Kennedy Venkersammy

Personal information
- Full name: Kennedy Dasrath Venkersammy
- Born: February 12, 1951 Albion, British Guiana
- Nickname: "Skello"
- Batting: Right-handed
- Bowling: Right-arm leg spin

International information
- National side: United States (1980–1986);

Domestic team information
- 1971–1977: Berbice (Guyana)
- Source: CricketArchive, 2 February 2016

= Kennedy Venkersammy =

Guyanese-born American cricketer

Kennedy Dasrath Venkersammy (February 12, 1951 - August 31, 2024) was a former international cricketer who represented the United States national team between 1982 and 1986. He was born in Guyana, and before emigrating to the U.S. played first-class cricket for Berbice.

A right-handed middle-order batsman and right-arm leg spin bowler, Venkersammy played for the Guyanese national team at under-19 level, and also toured England with a West Indies Young Cricketers team in 1970. He made his first-class debut for Berbice in October 1971, playing against Demerara in the final of the inter-county Jones Cup (which at the time held first-class status).
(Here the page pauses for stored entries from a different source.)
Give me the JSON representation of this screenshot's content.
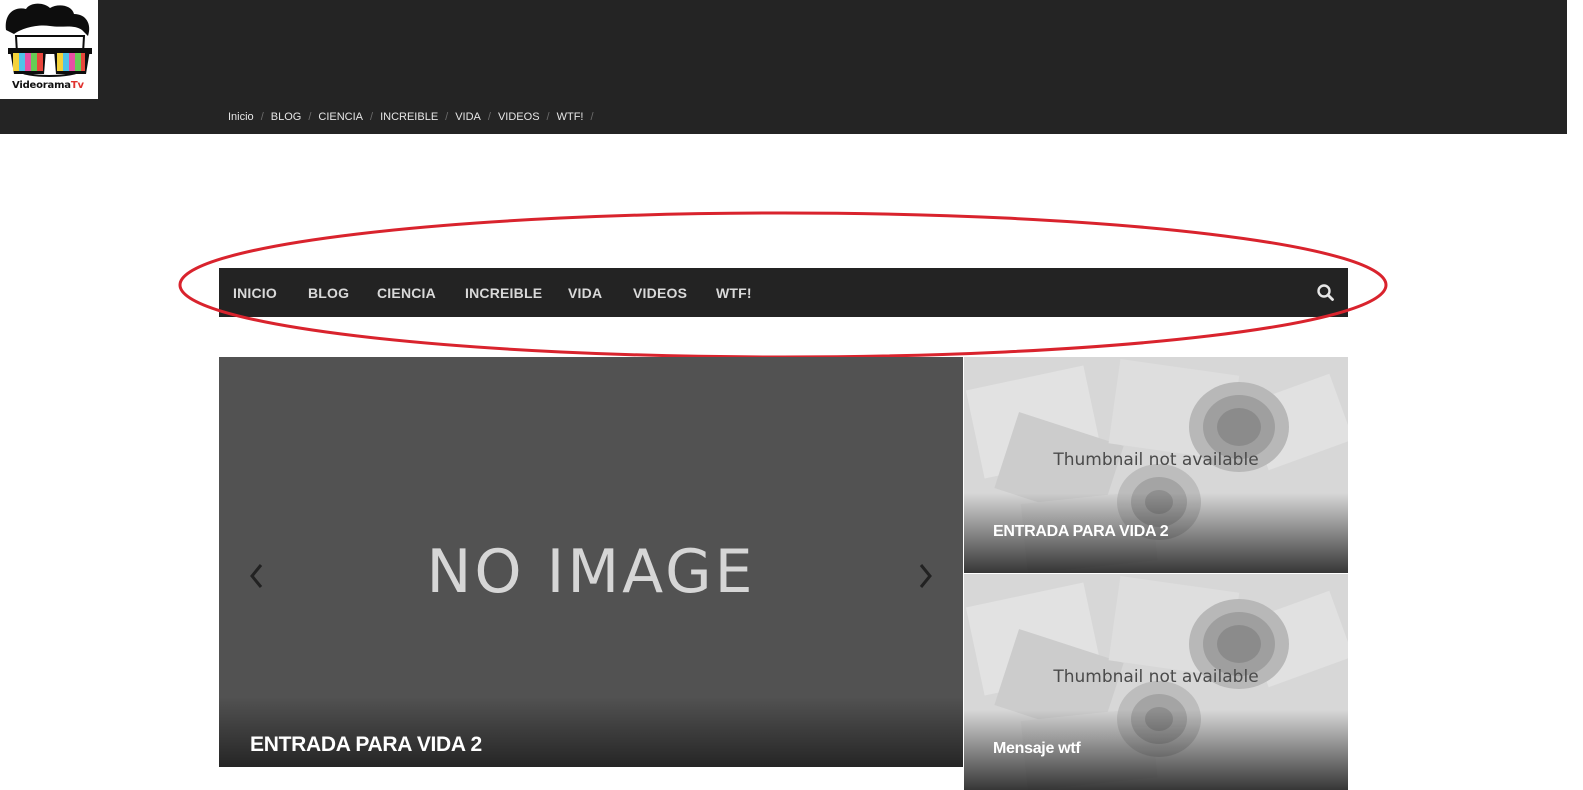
{
  "logo": {
    "brand_main": "Videorama",
    "brand_accent": "Tv"
  },
  "breadcrumb": [
    "Inicio",
    "BLOG",
    "CIENCIA",
    "INCREIBLE",
    "VIDA",
    "VIDEOS",
    "WTF!"
  ],
  "main_nav": {
    "items": [
      "INICIO",
      "BLOG",
      "CIENCIA",
      "INCREIBLE",
      "VIDA",
      "VIDEOS",
      "WTF!"
    ],
    "search_icon": "search-icon"
  },
  "slider": {
    "placeholder": "NO IMAGE",
    "title": "ENTRADA PARA VIDA 2",
    "prev_icon": "chevron-left-icon",
    "next_icon": "chevron-right-icon"
  },
  "side_posts": [
    {
      "thumb_text": "Thumbnail not available",
      "title": "ENTRADA PARA VIDA 2"
    },
    {
      "thumb_text": "Thumbnail not available",
      "title": "Mensaje wtf"
    }
  ],
  "colors": {
    "header_bg": "#242424",
    "nav_bg": "#232323",
    "slider_bg": "#525252",
    "highlight": "#d9232d"
  }
}
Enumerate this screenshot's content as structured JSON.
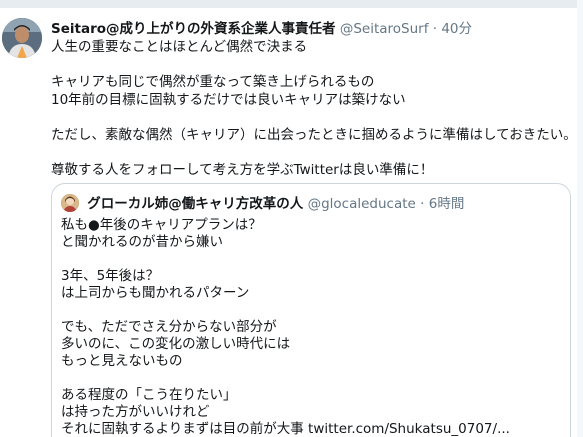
{
  "tweet": {
    "display_name": "Seitaro@成り上がりの外資系企業人事責任者",
    "handle": "@SeitaroSurf",
    "separator": "·",
    "time": "40分",
    "lines": [
      "人生の重要なことはほとんど偶然で決まる",
      "キャリアも同じで偶然が重なって築き上げられるもの",
      "10年前の目標に固執するだけでは良いキャリアは築けない",
      "ただし、素敵な偶然（キャリア）に出会ったときに掴めるように準備はしておきたい。",
      "尊敬する人をフォローして考え方を学ぶTwitterは良い準備に！"
    ]
  },
  "quote": {
    "display_name": "グローカル姉@働キャリ方改革の人",
    "handle": "@glocaleducate",
    "separator": "·",
    "time": "6時間",
    "lines": [
      "私も●年後のキャリアプランは？",
      "と聞かれるのが昔から嫌い",
      "3年、5年後は？",
      "は上司からも聞かれるパターン",
      "でも、ただでさえ分からない部分が",
      "多いのに、この変化の激しい時代には",
      "もっと見えないもの",
      "ある程度の「こう在りたい」",
      "は持った方がいいけれど",
      "それに固執するよりまずは目の前が大事"
    ],
    "link": "twitter.com/Shukatsu_0707/..."
  }
}
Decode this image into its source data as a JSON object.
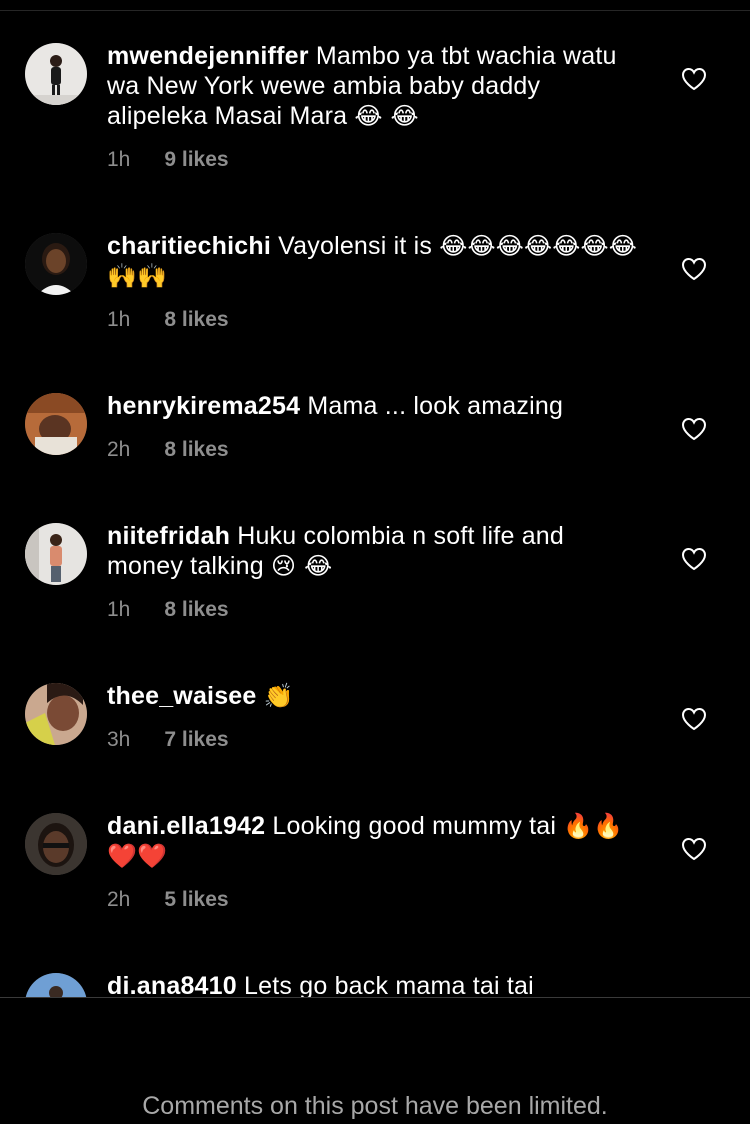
{
  "comments": [
    {
      "username": "mwendejenniffer",
      "text": "Mambo ya tbt wachia watu wa New York wewe ambia baby daddy alipeleka Masai Mara",
      "emojis": "😂 😂",
      "time": "1h",
      "likes": "9 likes"
    },
    {
      "username": "charitiechichi",
      "text": "Vayolensi it is",
      "emojis": "😂😂😂😂😂😂😂🙌🙌",
      "time": "1h",
      "likes": "8 likes"
    },
    {
      "username": "henrykirema254",
      "text": "Mama ... look amazing",
      "emojis": "",
      "time": "2h",
      "likes": "8 likes"
    },
    {
      "username": "niitefridah",
      "text": "Huku colombia n soft life and money talking",
      "emojis": "😢 😂",
      "time": "1h",
      "likes": "8 likes"
    },
    {
      "username": "thee_waisee",
      "text": "",
      "emojis": "👏",
      "time": "3h",
      "likes": "7 likes"
    },
    {
      "username": "dani.ella1942",
      "text": "Looking good mummy tai",
      "emojis": "🔥🔥❤️❤️",
      "time": "2h",
      "likes": "5 likes"
    },
    {
      "username": "di.ana8410",
      "text": "Lets go back mama tai tai",
      "emojis": "",
      "time": "",
      "likes": ""
    }
  ],
  "footer": {
    "limited_notice": "Comments on this post have been limited."
  },
  "icons": {
    "like": "heart-outline-icon"
  },
  "colors": {
    "background": "#000000",
    "text": "#ffffff",
    "meta": "#8e8e8e",
    "footer": "#a8a8a8"
  }
}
Shortly after, Venkersammy emigrated to the United States. However, on a later visit to Guyana in 1975 he made another appearance for Berbice, which was his last at first-class level. Having continued to play club cricket in the U.S., Venkersammy was eventually selected to make his international debut at the 1982 ICC Trophy in England. He played in four of his team's seven matches at the tournament, with notable performances including an innings of 39 against Zimbabwe and bowling figures of 2/9 against Israel. Venkersammy's final international appearances came four years later, at the 1986 ICC Trophy, although he was only selected for two matches.

Several members of Venkersammy's family also played cricket at high levels. His brother, Stanley, played for Berbice (though not at first-class level), while a first cousin, Sen Gopaul, played for Guyana. Venkersammy was more distantly related to the Etwaroo brothers (Romain, Reginald, and Tyrone), and also to Rohan Kanhai, a West Indies Test player.